President Donald Trump has said he is not currently interested in revisiting or reviving the critical minerals deal with Ukraine that Volodymyr Zelenskyy had originally traveled to Washington to sign, a senior White House official told Reuters news agency.
The White House official also claimed Zelenskyy’s delegation began “begging” to sign the deal immediately after being told to leave the White House.
After leaving the Oval Office, Ukraine’s Zelenskyy said he respected the US president and the American people. Zelenskyy told Fox News it would be difficult for his country to hold off the now three-year Russian invasion without US support.

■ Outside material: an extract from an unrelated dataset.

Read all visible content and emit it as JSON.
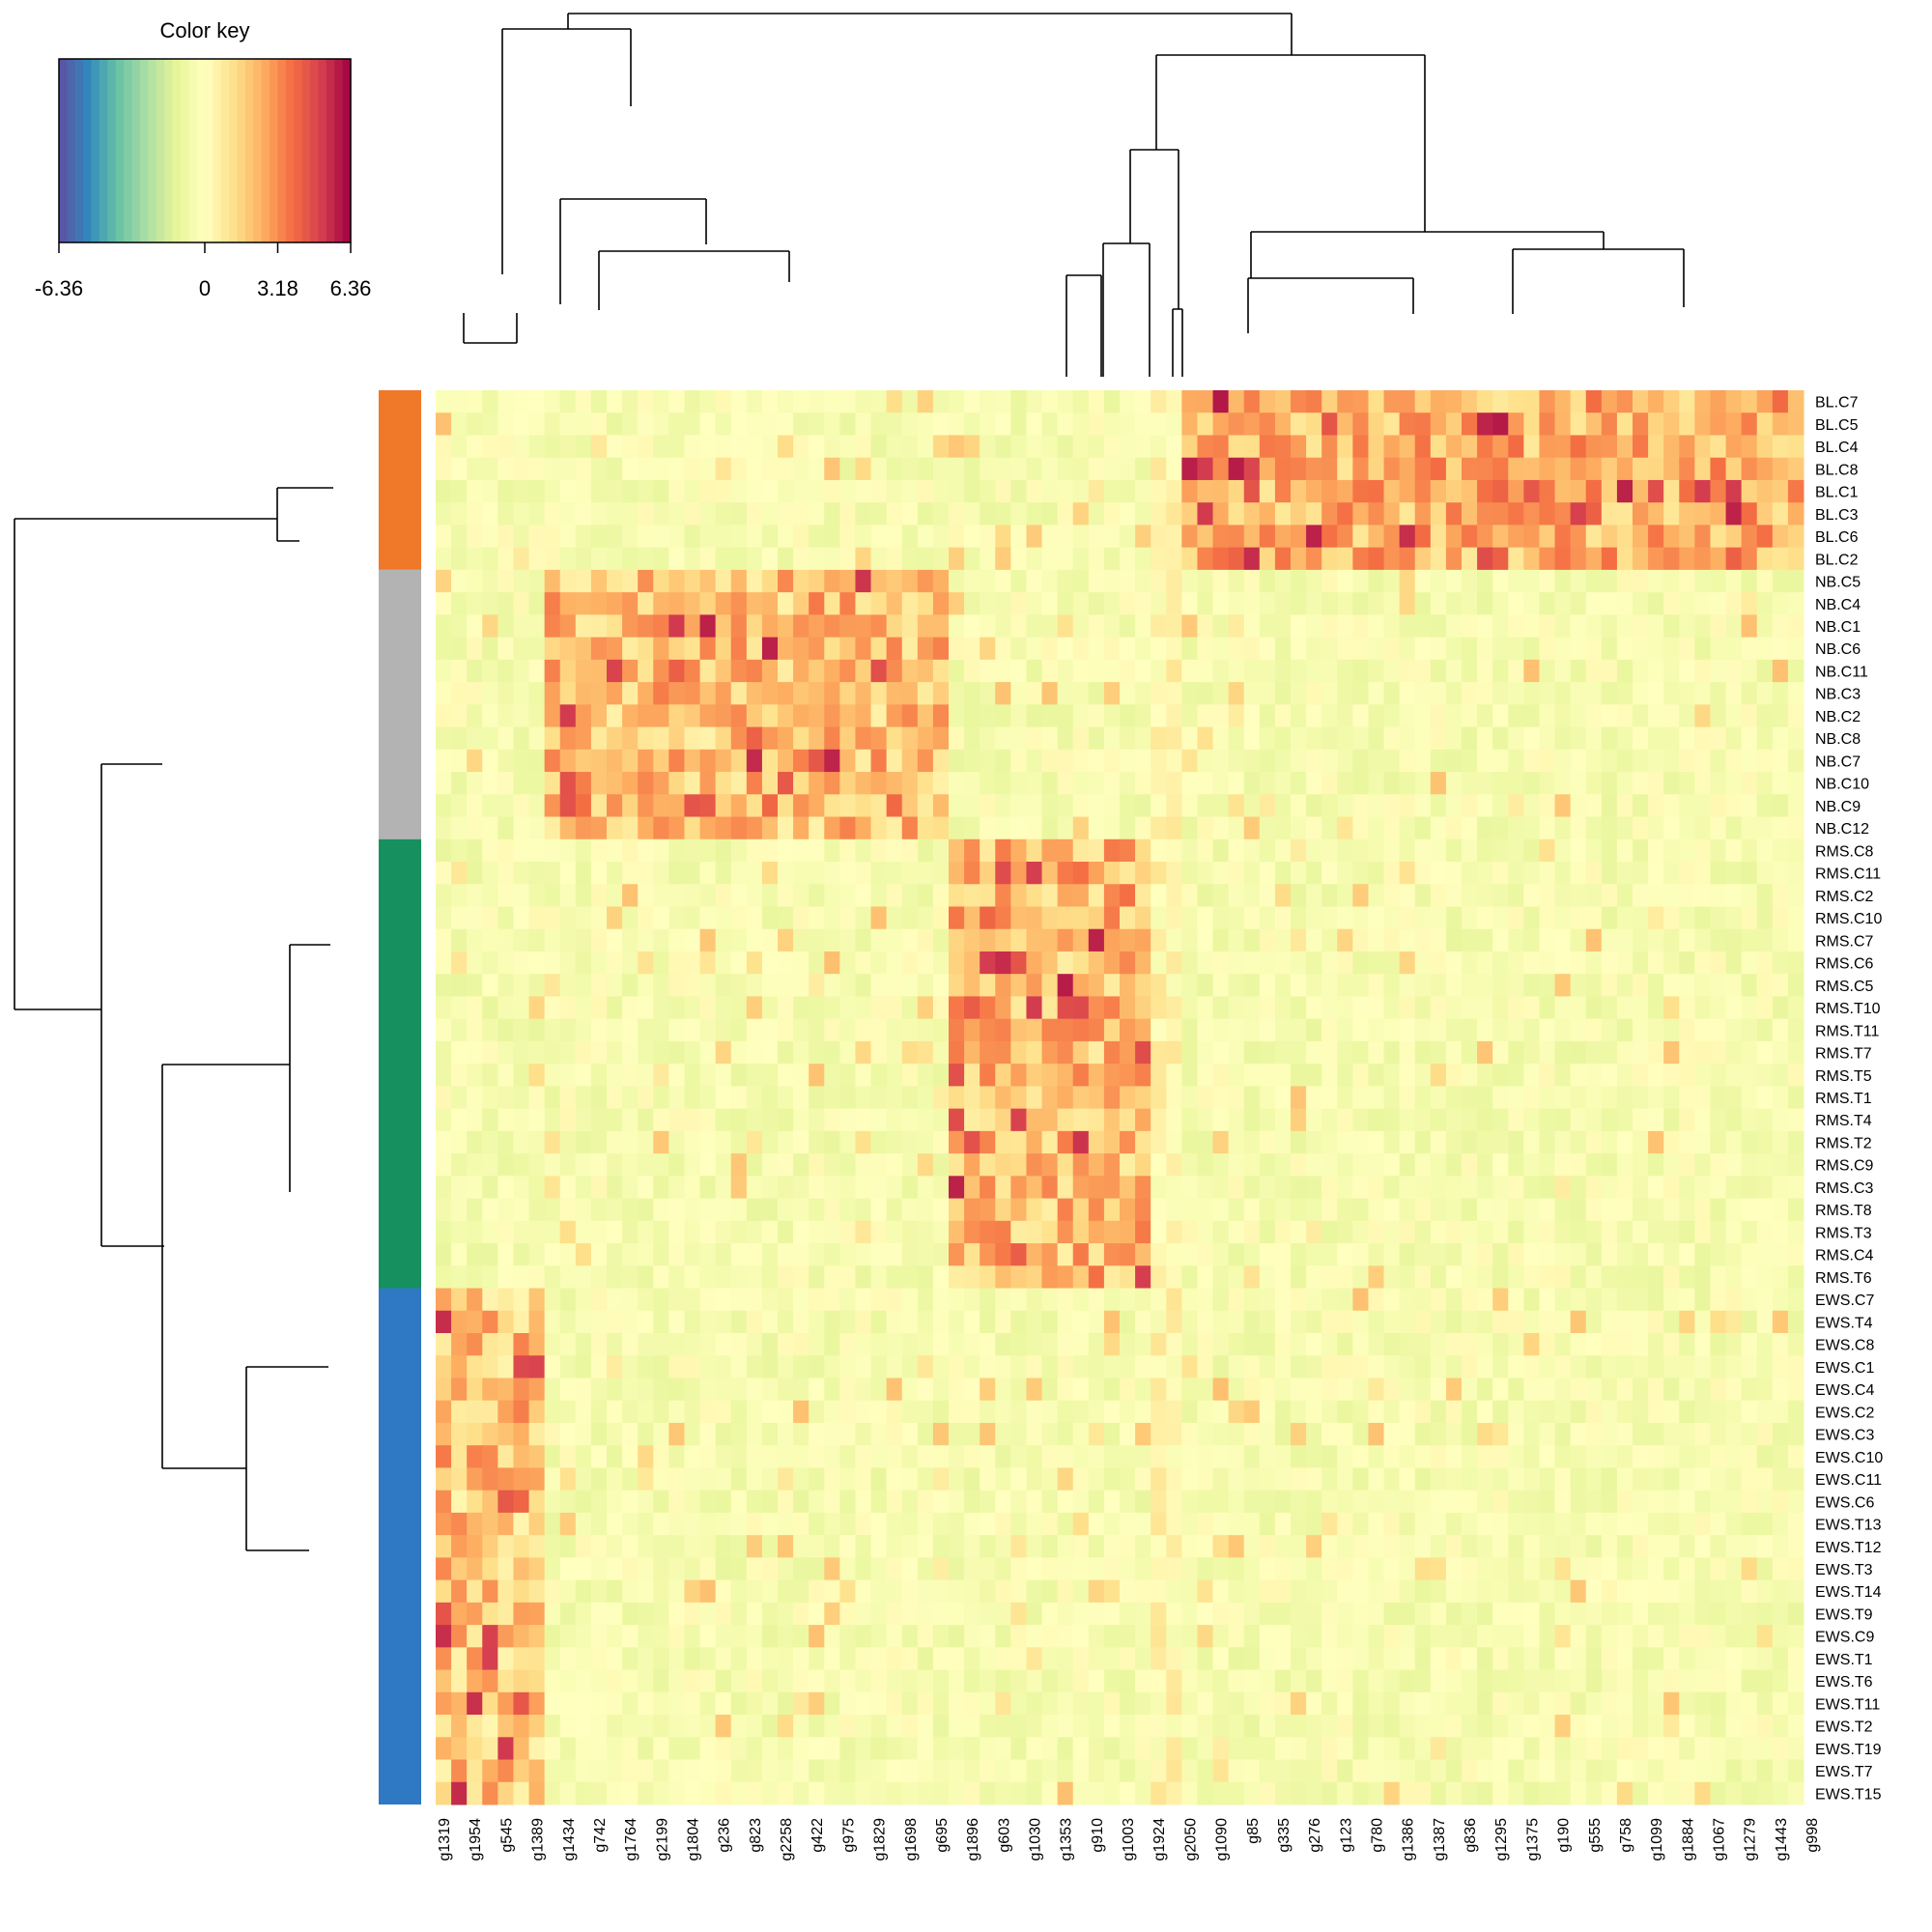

However, he said Ukraine would not enter peace talks with Russia without security guarantees to prevent a renewed Russian offensive.
Asked if he should apologize to Trump, as several US politicians have demanded, Zelenskyy said, “We have to be very open and honest. I am not sure that we did something bad.”
He described the meeting in the Oval Office as “not good for both sides” but also added he does “not want to lose” the US as a partner and that his relationship with Trump can be salvaged.
US President Donald Trump said his Ukrainian counterpart Volodymyr Zelenskyy “overplayed his hand” during their heated exchange in the Oval Office, which was broadcast live.
Trump, who spoke to reporters while leaving the White House for his Florida estate, insisted “I want a ceasefire now.”
The US president said he wanted the war in Ukraine to end “immediately.” Trump also rejected new talks with Zelenskyy and accused the Ukrainian leader of opposing a truce.
Trump claimed that Zelenskyy is “looking to go on and fight, fight, fight,” while Russian President Vladimir Putin “wants to end” the war Russia started by invading Ukraine just over three years ago.
Before their discussion ended in a spat, Trump had told Zelenskyy that Ukraine would need to make “compromises” in a truce with Russia. Zelenskyy said there should be “no compromises with a killer on our territory.”
Inna Sovsun, a member of Ukrainian parliament, told DW that Ukrainians feel the way Trump treated Zelenskyy was “unfair, unjustified and unprovoked.”
Zelenskyy was at the White House to sign a minerals deal that would have marked a new chapter in the relationship between Ukraine and the United States, but the meeting devolved into a shouting match with Trump and US Vice President JD Vance berating Zelenskyy.
Following the row, Sovsun said there is a lot of “room for the European Union to step in.”
She said if European and other Western leaders only react by voicing their concerns, Ukraine would be “left to deal with the United States directly.”
But if they were to come together and offer tangible support like “a list of weapons that we can deliver to Ukrainians right now so that they can continue fighting,” she said such a move would “improve Ukraine’s negotiation position in relation with the United States.”
Going forward, Sovsun suggested that the main negotiator from Ukraine should be someone else instead of Zelenskyy.
Sovsun also called for a mediator that both sides can trust for future negotiations, naming British Prime Minister Keir Starmer as a potential figure.